The Steinhart Plaza dedication on Oct. 4 at 11 a.m. marked a physical location for the local and global community to come together. The plaza is highlighted by 20 international flags and a memorial garden to Pamela ‘Pam’ Osborne, late mother of board of trustees member Justin Osborne. Members of the Hastings College community came to dedicate the plaza on the same plot of land as the former Steinhart Science building.
The Steinhart Science building stood at the corner of Ninth Street and Elm Avenue before it was torn down in 2014. Dedicated in 1956 as the “science hall,” it was renamed the Morton and Ella S. Steinhart Hall of Science in 1986. Ella Steinhart served on the board of trustees from 1950–1972, helping to raise funds for the namesake building, along with her husband Morton Steinhart. Additionally, their philanthropic donations included improvements to Hazelrigg Student Union and several art scholarships. Mr. and Mrs. Steinhart passed away in 1979 and 1984, respectively.
Following the removal of the Steinhart Science building and several renovations to HSU, there were no spaces on campus to honor the significant contributions they had made.
“Really, there was nothing that was on campus that was named to honor the Steinharts, just a legacy that existed into the buildings that were no longer there. And we felt it was very important to continue to honor that legacy,” said Dr. Robin Koozer, associate vice president of development for the Hastings College Foundation. “… It was a logical thing to do. We named the Steinhart Plaza in honor of Mr. and Mrs. Steinhart.”
Koozer’s contribution to the Steinhart Plaza included the initial conception for the archways, flagpoles and garden. Koozer worked with Calvin “Cal” Johnson, board of trustees member, to make that concept a real structure. Johnson’s family-owned company, Johnson Imperial, built the plaza.
“Cal and I put our heads together, and he’s responsible for the archway and certainly the design of that and his vision. Then I kind of took the ball and ran with it and came up with the garden and the flagpoles,” Koozer said. “… Mr. Johnson, the word is not cooperate, he collaborated on all of it, and it just kind of became a, I think I can use the term, labor of love for both of us.”
The garden serves as a memorial to Pam Osborne, who passed away earlier this year. The garden includes a bell from the first brick school in the city of Hastings. The bell is the largest in Winston Jones’ collection of over 8,000 bells. Jones was a relative of Pam.
“Winston and Pam were very close, and it just seemed logical that we incorporate a bell in that display, in that part of the project,” Koozer said.
During the dedication, Hastings College President Travis Feezell alluded to ringing the bell as a possible tradition for incoming freshman and graduating seniors.

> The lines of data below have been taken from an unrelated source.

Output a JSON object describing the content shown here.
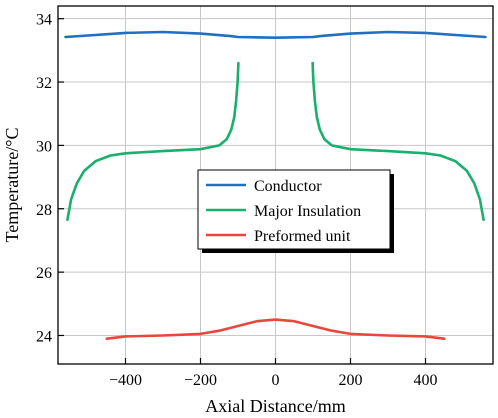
{
  "chart_data": {
    "type": "line",
    "xlabel": "Axial Distance/mm",
    "ylabel": "Temperature/°C",
    "xlim": [
      -580,
      580
    ],
    "ylim": [
      23.1,
      34.4
    ],
    "xticks": [
      -400,
      -200,
      0,
      200,
      400
    ],
    "yticks": [
      24,
      26,
      28,
      30,
      32,
      34
    ],
    "grid": true,
    "legend_placement": "center",
    "series": [
      {
        "name": "Conductor",
        "color": "#1f6fc5",
        "segments": [
          [
            [
              -560,
              33.42
            ],
            [
              -500,
              33.47
            ],
            [
              -400,
              33.55
            ],
            [
              -300,
              33.58
            ],
            [
              -200,
              33.53
            ],
            [
              -120,
              33.45
            ],
            [
              -100,
              33.42
            ],
            [
              0,
              33.4
            ],
            [
              100,
              33.42
            ],
            [
              120,
              33.45
            ],
            [
              200,
              33.53
            ],
            [
              300,
              33.58
            ],
            [
              400,
              33.55
            ],
            [
              500,
              33.47
            ],
            [
              560,
              33.42
            ]
          ]
        ]
      },
      {
        "name": "Major Insulation",
        "color": "#1aaf6c",
        "segments": [
          [
            [
              -555,
              27.65
            ],
            [
              -545,
              28.3
            ],
            [
              -530,
              28.8
            ],
            [
              -510,
              29.2
            ],
            [
              -480,
              29.5
            ],
            [
              -440,
              29.68
            ],
            [
              -400,
              29.75
            ],
            [
              -300,
              29.82
            ],
            [
              -200,
              29.88
            ],
            [
              -150,
              30.0
            ],
            [
              -130,
              30.2
            ],
            [
              -118,
              30.5
            ],
            [
              -110,
              30.9
            ],
            [
              -105,
              31.4
            ],
            [
              -101,
              32.0
            ],
            [
              -99,
              32.6
            ]
          ],
          [
            [
              99,
              32.6
            ],
            [
              101,
              32.0
            ],
            [
              105,
              31.4
            ],
            [
              110,
              30.9
            ],
            [
              118,
              30.5
            ],
            [
              130,
              30.2
            ],
            [
              150,
              30.0
            ],
            [
              200,
              29.88
            ],
            [
              300,
              29.82
            ],
            [
              400,
              29.75
            ],
            [
              440,
              29.68
            ],
            [
              480,
              29.5
            ],
            [
              510,
              29.2
            ],
            [
              530,
              28.8
            ],
            [
              545,
              28.3
            ],
            [
              555,
              27.65
            ]
          ]
        ]
      },
      {
        "name": "Preformed unit",
        "color": "#e8473e",
        "segments": [
          [
            [
              -450,
              23.9
            ],
            [
              -400,
              23.97
            ],
            [
              -300,
              24.0
            ],
            [
              -200,
              24.05
            ],
            [
              -150,
              24.15
            ],
            [
              -100,
              24.3
            ],
            [
              -50,
              24.45
            ],
            [
              0,
              24.5
            ],
            [
              50,
              24.45
            ],
            [
              100,
              24.3
            ],
            [
              150,
              24.15
            ],
            [
              200,
              24.05
            ],
            [
              300,
              24.0
            ],
            [
              400,
              23.97
            ],
            [
              450,
              23.9
            ]
          ]
        ]
      }
    ]
  }
}
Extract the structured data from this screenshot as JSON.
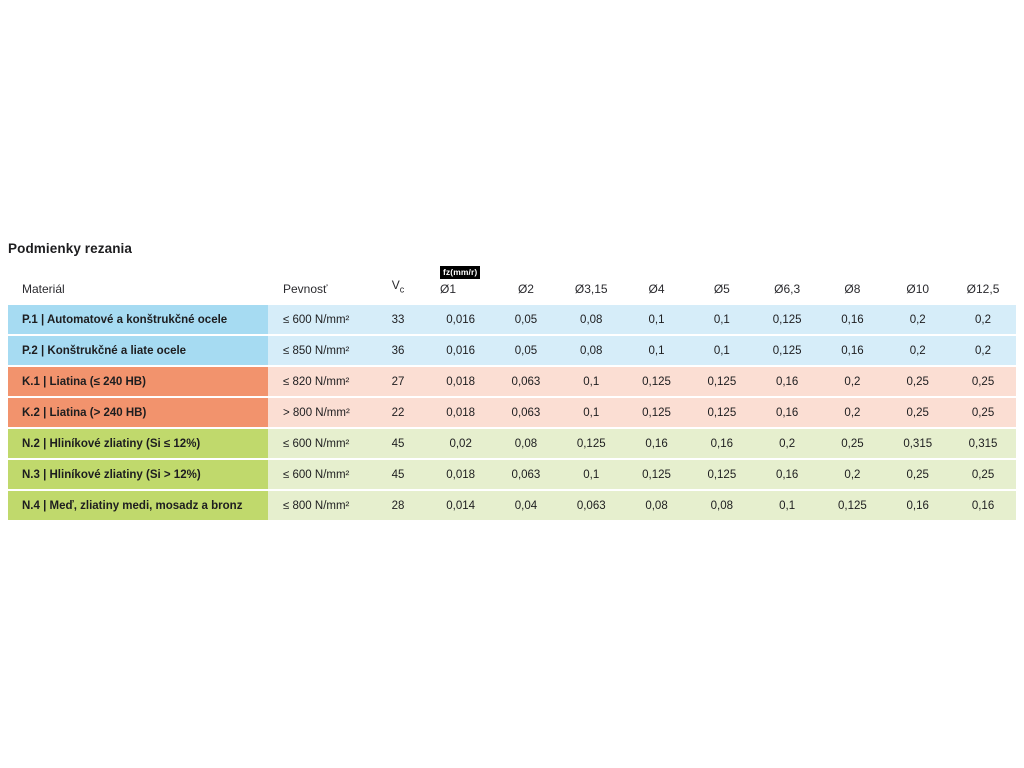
{
  "page": {
    "title": "Podmienky rezania"
  },
  "colors": {
    "blue": {
      "label": "#a6dbf2",
      "row": "#d6edf9"
    },
    "orange": {
      "label": "#f2936d",
      "row": "#fbded3"
    },
    "green": {
      "label": "#c0d96c",
      "row": "#e6efce"
    },
    "badge_bg": "#000000",
    "badge_text": "#ffffff",
    "text": "#1d1d1f"
  },
  "chart_data": {
    "type": "table",
    "title": "Podmienky rezania",
    "feed_unit_label": "fz(mm/r)",
    "headers": {
      "material": "Materiál",
      "strength": "Pevnosť",
      "vc_main": "V",
      "vc_sub": "c",
      "diameters": [
        "Ø1",
        "Ø2",
        "Ø3,15",
        "Ø4",
        "Ø5",
        "Ø6,3",
        "Ø8",
        "Ø10",
        "Ø12,5"
      ]
    },
    "rows": [
      {
        "group": "blue",
        "material": "P.1 | Automatové a konštrukčné ocele",
        "strength": "≤ 600 N/mm²",
        "vc": "33",
        "feeds": [
          "0,016",
          "0,05",
          "0,08",
          "0,1",
          "0,1",
          "0,125",
          "0,16",
          "0,2",
          "0,2"
        ]
      },
      {
        "group": "blue",
        "material": "P.2 | Konštrukčné a liate ocele",
        "strength": "≤ 850 N/mm²",
        "vc": "36",
        "feeds": [
          "0,016",
          "0,05",
          "0,08",
          "0,1",
          "0,1",
          "0,125",
          "0,16",
          "0,2",
          "0,2"
        ]
      },
      {
        "group": "orange",
        "material": "K.1 | Liatina (≤ 240 HB)",
        "strength": "≤ 820 N/mm²",
        "vc": "27",
        "feeds": [
          "0,018",
          "0,063",
          "0,1",
          "0,125",
          "0,125",
          "0,16",
          "0,2",
          "0,25",
          "0,25"
        ]
      },
      {
        "group": "orange",
        "material": "K.2 | Liatina (> 240 HB)",
        "strength": "> 800 N/mm²",
        "vc": "22",
        "feeds": [
          "0,018",
          "0,063",
          "0,1",
          "0,125",
          "0,125",
          "0,16",
          "0,2",
          "0,25",
          "0,25"
        ]
      },
      {
        "group": "green",
        "material": "N.2 | Hliníkové zliatiny (Si ≤ 12%)",
        "strength": "≤ 600 N/mm²",
        "vc": "45",
        "feeds": [
          "0,02",
          "0,08",
          "0,125",
          "0,16",
          "0,16",
          "0,2",
          "0,25",
          "0,315",
          "0,315"
        ]
      },
      {
        "group": "green",
        "material": "N.3 | Hliníkové zliatiny (Si > 12%)",
        "strength": "≤ 600 N/mm²",
        "vc": "45",
        "feeds": [
          "0,018",
          "0,063",
          "0,1",
          "0,125",
          "0,125",
          "0,16",
          "0,2",
          "0,25",
          "0,25"
        ]
      },
      {
        "group": "green",
        "material": "N.4 | Meď, zliatiny medi, mosadz a bronz",
        "strength": "≤ 800 N/mm²",
        "vc": "28",
        "feeds": [
          "0,014",
          "0,04",
          "0,063",
          "0,08",
          "0,08",
          "0,1",
          "0,125",
          "0,16",
          "0,16"
        ]
      }
    ]
  }
}
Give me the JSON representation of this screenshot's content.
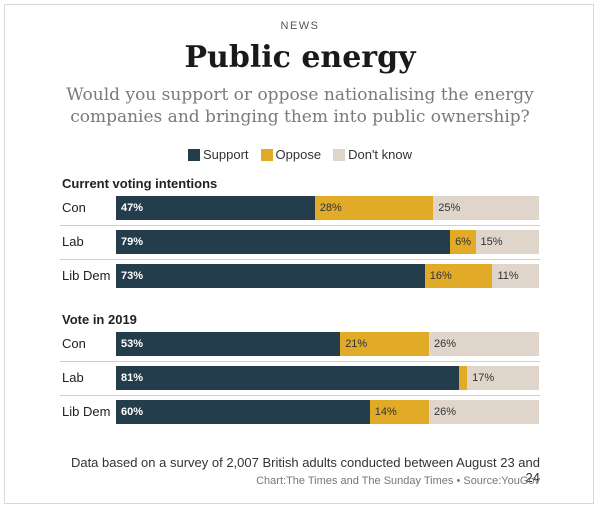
{
  "kicker": "NEWS",
  "title": "Public energy",
  "subtitle": "Would you support or oppose nationalising the energy companies and bringing them into public ownership?",
  "legend": [
    {
      "label": "Support",
      "color": "#243d4d"
    },
    {
      "label": "Oppose",
      "color": "#e1aa27"
    },
    {
      "label": "Don't know",
      "color": "#dfd5ca"
    }
  ],
  "footer": {
    "note": "Data based on a survey of 2,007 British adults conducted between August 23 and 24",
    "source": "Chart:The Times and The Sunday Times • Source:YouGov"
  },
  "chart_data": {
    "type": "bar",
    "orientation": "horizontal",
    "stacked": true,
    "title": "Public energy",
    "subtitle": "Would you support or oppose nationalising the energy companies and bringing them into public ownership?",
    "legend_position": "top-center",
    "series_names": [
      "Support",
      "Oppose",
      "Don't know"
    ],
    "groups": [
      {
        "title": "Current voting intentions",
        "rows": [
          {
            "label": "Con",
            "values": [
              47,
              28,
              25
            ],
            "labels": [
              "47%",
              "28%",
              "25%"
            ]
          },
          {
            "label": "Lab",
            "values": [
              79,
              6,
              15
            ],
            "labels": [
              "79%",
              "6%",
              "15%"
            ]
          },
          {
            "label": "Lib Dem",
            "values": [
              73,
              16,
              11
            ],
            "labels": [
              "73%",
              "16%",
              "11%"
            ]
          }
        ]
      },
      {
        "title": "Vote in 2019",
        "rows": [
          {
            "label": "Con",
            "values": [
              53,
              21,
              26
            ],
            "labels": [
              "53%",
              "21%",
              "26%"
            ]
          },
          {
            "label": "Lab",
            "values": [
              81,
              2,
              17
            ],
            "labels": [
              "81%",
              "",
              "17%"
            ]
          },
          {
            "label": "Lib Dem",
            "values": [
              60,
              14,
              26
            ],
            "labels": [
              "60%",
              "14%",
              "26%"
            ]
          }
        ]
      }
    ]
  }
}
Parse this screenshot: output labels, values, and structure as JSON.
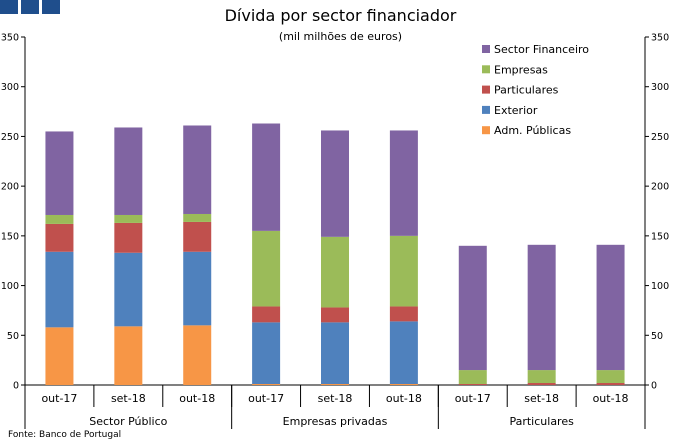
{
  "chart_data": {
    "type": "bar",
    "stacked": true,
    "title": "Dívida por sector financiador",
    "subtitle": "(mil milhões de euros)",
    "source": "Fonte: Banco de Portugal",
    "categories": [
      "out-17",
      "set-18",
      "out-18",
      "out-17",
      "set-18",
      "out-18",
      "out-17",
      "set-18",
      "out-18"
    ],
    "groups": [
      {
        "label": "Sector Público",
        "count": 3
      },
      {
        "label": "Empresas privadas",
        "count": 3
      },
      {
        "label": "Particulares",
        "count": 3
      }
    ],
    "ylim": [
      0,
      350
    ],
    "yticks": [
      0,
      50,
      100,
      150,
      200,
      250,
      300,
      350
    ],
    "y2ticks": [
      0,
      50,
      100,
      150,
      200,
      250,
      300,
      350
    ],
    "legend_position": "top-right",
    "series": [
      {
        "name": "Adm. Públicas",
        "color": "#f79646",
        "values": [
          58,
          59,
          60,
          1,
          1,
          1,
          0,
          0,
          0
        ]
      },
      {
        "name": "Exterior",
        "color": "#4f81bd",
        "values": [
          76,
          74,
          74,
          62,
          62,
          63,
          0,
          0,
          0
        ]
      },
      {
        "name": "Particulares",
        "color": "#c0504d",
        "values": [
          28,
          30,
          30,
          16,
          15,
          15,
          1,
          2,
          2
        ]
      },
      {
        "name": "Empresas",
        "color": "#9bbb59",
        "values": [
          9,
          8,
          8,
          76,
          71,
          71,
          14,
          13,
          13
        ]
      },
      {
        "name": "Sector Financeiro",
        "color": "#8064a2",
        "values": [
          84,
          88,
          89,
          108,
          107,
          106,
          125,
          126,
          126
        ]
      }
    ],
    "legend_order": [
      "Sector Financeiro",
      "Empresas",
      "Particulares",
      "Exterior",
      "Adm. Públicas"
    ]
  }
}
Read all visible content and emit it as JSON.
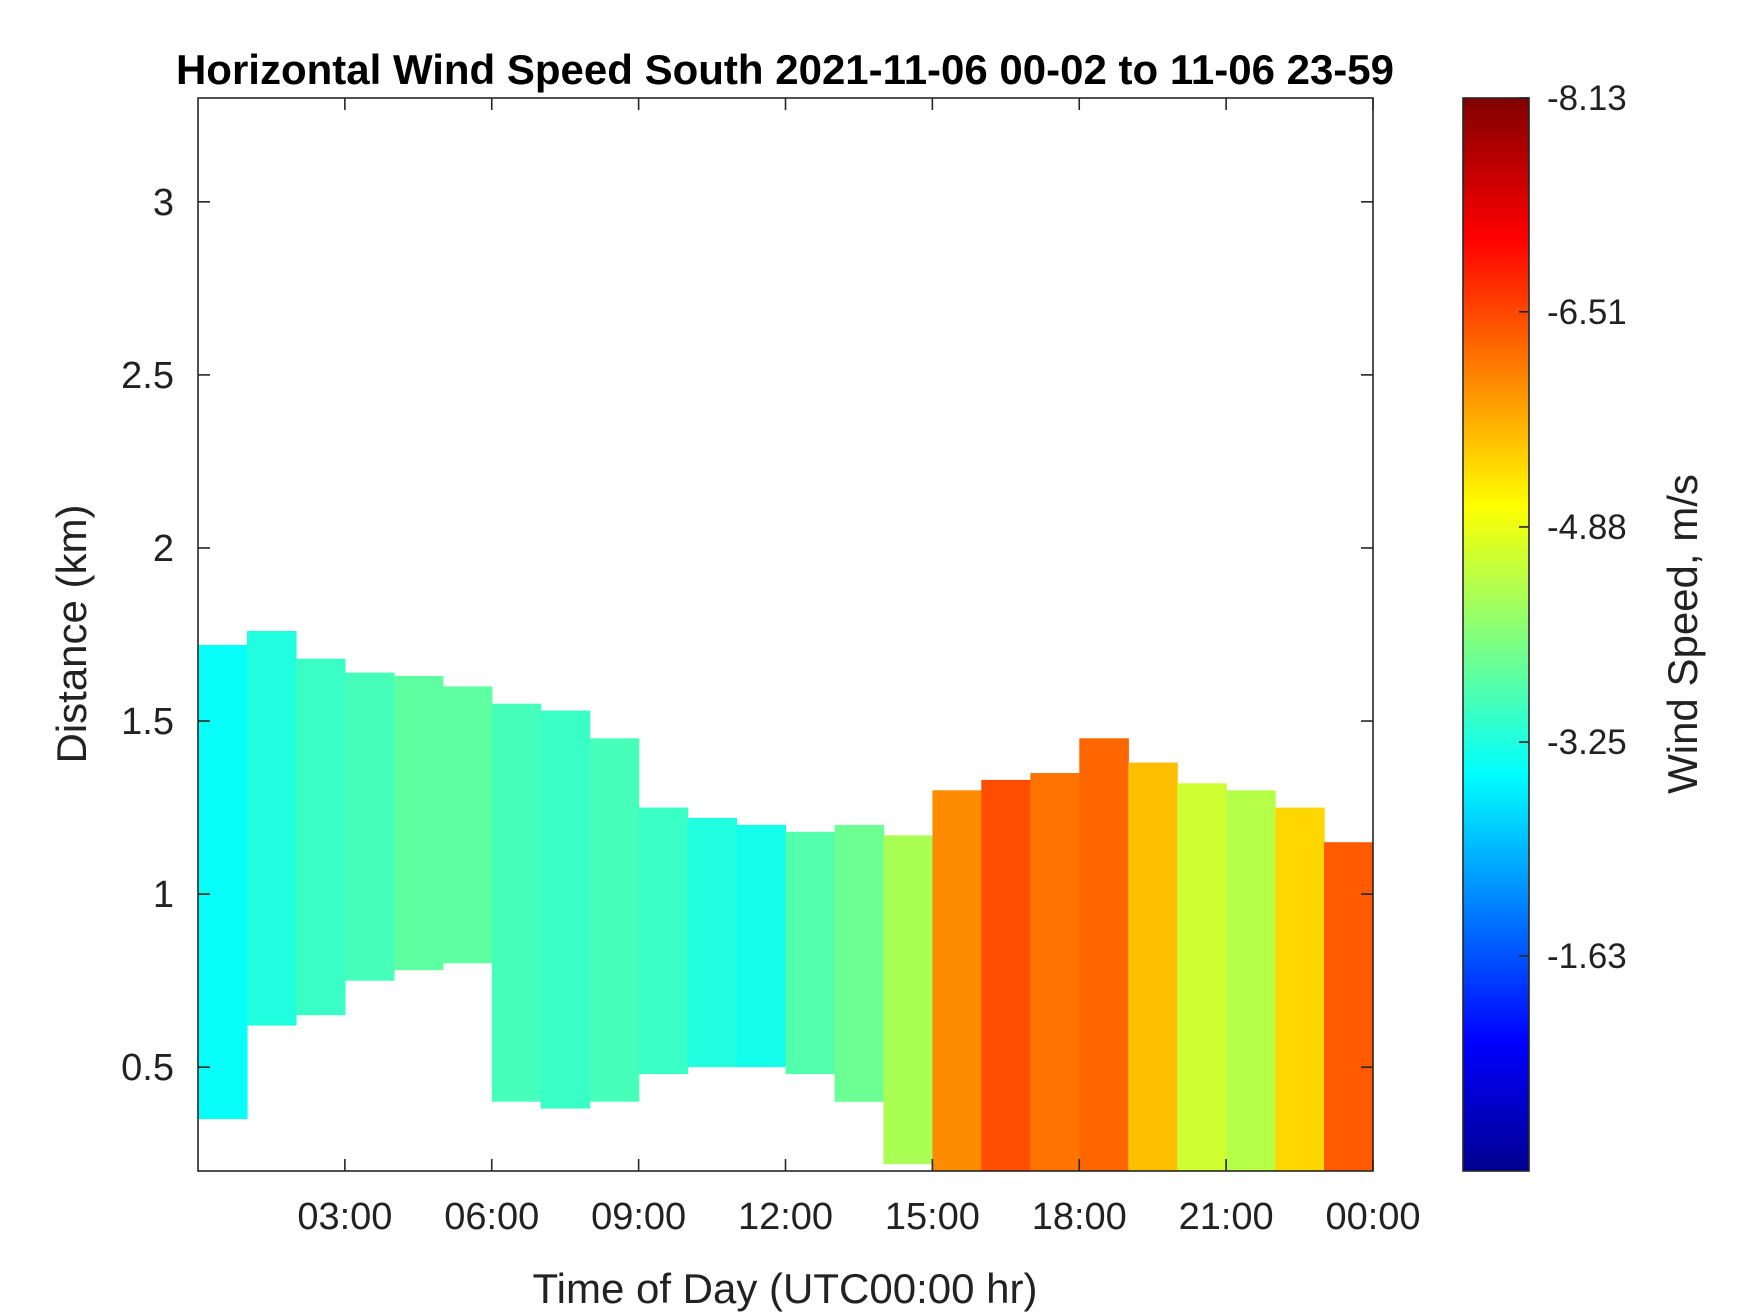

In the garden are 20 flagpoles, the flags representing countries that the college’s international students hail from. Koozer’s original design had 16 flags, based on the number of different countries students represented last year. Four more flags were added this year, and Koozer says there is the capacity to add more.
“The project gives our international students some ownership, and that really is part of their campus when they see that flag. But also, it reminds us of the awareness that Hastings College is a global community, and it reminds us that we are one of many places in the world that can make a change,” Koozer said.
Also in the plaza is a sculpture of a Native American woman. Originally in front of the Daughtery Center, the sculpture was moved to bring in a historic component of HC.
“It just seemed like a very logical place to put it, to tie one more piece of campus and the mission of the college. That sculpture is so symbolic of the Great Plains and our history and the richness of our community in the sense of what was here before Hastings College,” Koozer said.
Finally, the arches tie together the north and south part of campus, which were once separated by Ninth Street. The arches motif is found on the Gray Center and next to Hurley-McDonald on “The Learning Curve” sculpture, donated by Johnson. Arches were also present at the old football field where the Morris-Reeves Science Center is now located.
“I think the significance of the coming and going in the arches is pretty important for the college because in addition when you see those flags, you kind of walk in and … you think ‘Wow, this is bigger than Hastings,’” Koozer said.
The granite slabs that make up the benches in Steinhart Plaza were salvaged from the Steinhart Science building.